J’ai certainement plus de tendresse à son égard. En ce moment, je suis surpris quand les gens me disent qu’ils ont aimé Les barbares de La Malbaie, mon nouveau film. Parce qu’à chaque fois que je le vois, je trouve que tout sonne faux. Je ne dis pas ça parce que je n’aime pas le travail qu’ont fait mes acteurs. Je suis fier de mes choix et je me suis consciemment concentré sur la direction d’acteur pour ce projet. Mais tu finis par connaître ton film par cœur et par ne voir que les choses qui auraient pu être mieux. Mon recul par rapport à Prank me permet de mieux l’apprécier. Je me dis le film a été fait avec tellement de candeur… C’est un peu comme repenser à sa jeunesse. Il y a un moment où on repense à son adolescence en se disant : « criss que j’étais cave. » Mais on finit par accepter le fait qu’on n’avait pas tellement le choix de l’être.

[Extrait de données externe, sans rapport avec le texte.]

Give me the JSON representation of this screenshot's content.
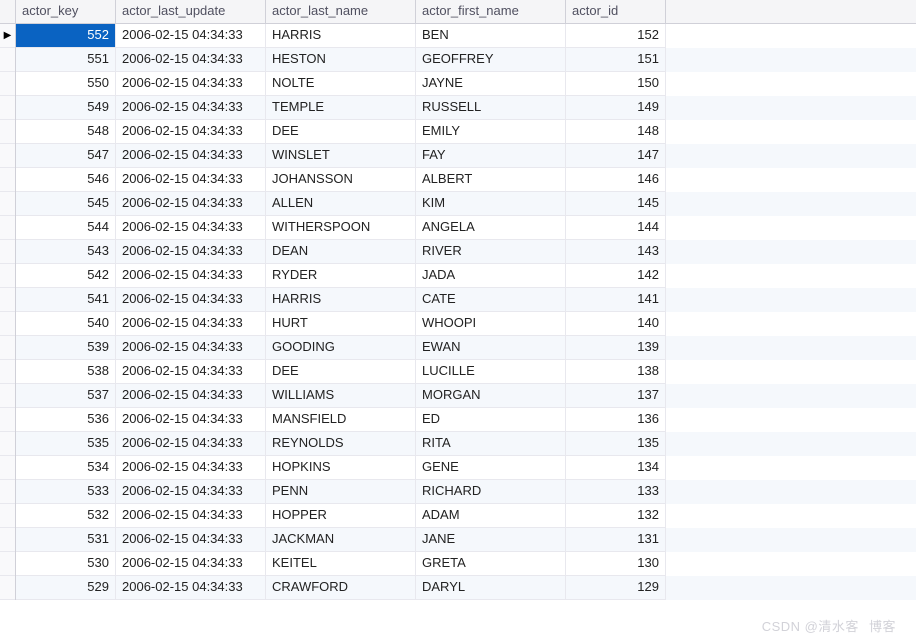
{
  "columns": {
    "actor_key": "actor_key",
    "actor_last_update": "actor_last_update",
    "actor_last_name": "actor_last_name",
    "actor_first_name": "actor_first_name",
    "actor_id": "actor_id"
  },
  "active_row_marker": "▶",
  "watermark_left": "CSDN @清水客",
  "watermark_right": "博客",
  "rows": [
    {
      "actor_key": "552",
      "actor_last_update": "2006-02-15 04:34:33",
      "actor_last_name": "HARRIS",
      "actor_first_name": "BEN",
      "actor_id": "152",
      "selected": true
    },
    {
      "actor_key": "551",
      "actor_last_update": "2006-02-15 04:34:33",
      "actor_last_name": "HESTON",
      "actor_first_name": "GEOFFREY",
      "actor_id": "151"
    },
    {
      "actor_key": "550",
      "actor_last_update": "2006-02-15 04:34:33",
      "actor_last_name": "NOLTE",
      "actor_first_name": "JAYNE",
      "actor_id": "150"
    },
    {
      "actor_key": "549",
      "actor_last_update": "2006-02-15 04:34:33",
      "actor_last_name": "TEMPLE",
      "actor_first_name": "RUSSELL",
      "actor_id": "149"
    },
    {
      "actor_key": "548",
      "actor_last_update": "2006-02-15 04:34:33",
      "actor_last_name": "DEE",
      "actor_first_name": "EMILY",
      "actor_id": "148"
    },
    {
      "actor_key": "547",
      "actor_last_update": "2006-02-15 04:34:33",
      "actor_last_name": "WINSLET",
      "actor_first_name": "FAY",
      "actor_id": "147"
    },
    {
      "actor_key": "546",
      "actor_last_update": "2006-02-15 04:34:33",
      "actor_last_name": "JOHANSSON",
      "actor_first_name": "ALBERT",
      "actor_id": "146"
    },
    {
      "actor_key": "545",
      "actor_last_update": "2006-02-15 04:34:33",
      "actor_last_name": "ALLEN",
      "actor_first_name": "KIM",
      "actor_id": "145"
    },
    {
      "actor_key": "544",
      "actor_last_update": "2006-02-15 04:34:33",
      "actor_last_name": "WITHERSPOON",
      "actor_first_name": "ANGELA",
      "actor_id": "144"
    },
    {
      "actor_key": "543",
      "actor_last_update": "2006-02-15 04:34:33",
      "actor_last_name": "DEAN",
      "actor_first_name": "RIVER",
      "actor_id": "143"
    },
    {
      "actor_key": "542",
      "actor_last_update": "2006-02-15 04:34:33",
      "actor_last_name": "RYDER",
      "actor_first_name": "JADA",
      "actor_id": "142"
    },
    {
      "actor_key": "541",
      "actor_last_update": "2006-02-15 04:34:33",
      "actor_last_name": "HARRIS",
      "actor_first_name": "CATE",
      "actor_id": "141"
    },
    {
      "actor_key": "540",
      "actor_last_update": "2006-02-15 04:34:33",
      "actor_last_name": "HURT",
      "actor_first_name": "WHOOPI",
      "actor_id": "140"
    },
    {
      "actor_key": "539",
      "actor_last_update": "2006-02-15 04:34:33",
      "actor_last_name": "GOODING",
      "actor_first_name": "EWAN",
      "actor_id": "139"
    },
    {
      "actor_key": "538",
      "actor_last_update": "2006-02-15 04:34:33",
      "actor_last_name": "DEE",
      "actor_first_name": "LUCILLE",
      "actor_id": "138"
    },
    {
      "actor_key": "537",
      "actor_last_update": "2006-02-15 04:34:33",
      "actor_last_name": "WILLIAMS",
      "actor_first_name": "MORGAN",
      "actor_id": "137"
    },
    {
      "actor_key": "536",
      "actor_last_update": "2006-02-15 04:34:33",
      "actor_last_name": "MANSFIELD",
      "actor_first_name": "ED",
      "actor_id": "136"
    },
    {
      "actor_key": "535",
      "actor_last_update": "2006-02-15 04:34:33",
      "actor_last_name": "REYNOLDS",
      "actor_first_name": "RITA",
      "actor_id": "135"
    },
    {
      "actor_key": "534",
      "actor_last_update": "2006-02-15 04:34:33",
      "actor_last_name": "HOPKINS",
      "actor_first_name": "GENE",
      "actor_id": "134"
    },
    {
      "actor_key": "533",
      "actor_last_update": "2006-02-15 04:34:33",
      "actor_last_name": "PENN",
      "actor_first_name": "RICHARD",
      "actor_id": "133"
    },
    {
      "actor_key": "532",
      "actor_last_update": "2006-02-15 04:34:33",
      "actor_last_name": "HOPPER",
      "actor_first_name": "ADAM",
      "actor_id": "132"
    },
    {
      "actor_key": "531",
      "actor_last_update": "2006-02-15 04:34:33",
      "actor_last_name": "JACKMAN",
      "actor_first_name": "JANE",
      "actor_id": "131"
    },
    {
      "actor_key": "530",
      "actor_last_update": "2006-02-15 04:34:33",
      "actor_last_name": "KEITEL",
      "actor_first_name": "GRETA",
      "actor_id": "130"
    },
    {
      "actor_key": "529",
      "actor_last_update": "2006-02-15 04:34:33",
      "actor_last_name": "CRAWFORD",
      "actor_first_name": "DARYL",
      "actor_id": "129"
    }
  ]
}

Tu parles de « candeur » et il me semble évident qu’à sa sortie, c’est un peu ce que les gens ont souligné en parlant du film. Prank était un peu précédé par son image de film tourné avec les moyens du bord, ce qui était rafraîchissant dans le contexte d’un milieu où les gens n’assument pas toujours leur côté fauché.
C’est-à-dire que, quand les gens l’assument, on sent que c’est souvent avec une certaine amertume. Je crois que ce qui nous distinguait, c’est qu’on a fait un film fauché qui assumait, paradoxalement, son côté populaire. Qui ne disait pas « fuck l’industrie, fuck la comédie. » On a fait un film qui n’aurait pas passé à la SODEC, un truc qui était à la fois un peu niaiseux et en même temps un peu intello. Je pense que c’est aussi ça qui a surpris les gens. On n’avait rien à prouver. Tout ce qu’on s’est dit, c’est que personne ne nous donnerait d’argent pour faire ce film-là. La SODEC n’aurait jamais financé un film dont la conclusion montraient des personnages brandissant une banderole de vingt pieds avec un pénis. Et je trouve ça parfaitement correct que la SODEC ne finance pas des films comme ça. (Rires.)
Personne ne va pouvoir vous accuser d’avoir fait ce film-là avec ses taxes !
À l’époque, ça m’avait marqué, parce qu’un utilisateur du site Cinéma Montréal avait justement écrit un commentaire à ce sujet, comme quoi il ne pouvait pas croire qu’un film comme ça avait été financé avec ses taxes. Normalement, je ne réponds pas à des trucs comme ça. Mais cette fois-là, je me suis fait un plaisir d’aller écrire : « monsieur, vous serez heureux d’apprendre qu’il n’y a pas une maudite cenne de vos taxes qui a été sur ce film-là et le seul argent que vous avez mis dessus, c’est le prix de votre billet ! »
Ce que j’aime beaucoup, dans le film, c’est justement le fait qu’il ne tient pas à grand-chose. Un peu comme l’adolescence, au fond. C’est presque quelconque.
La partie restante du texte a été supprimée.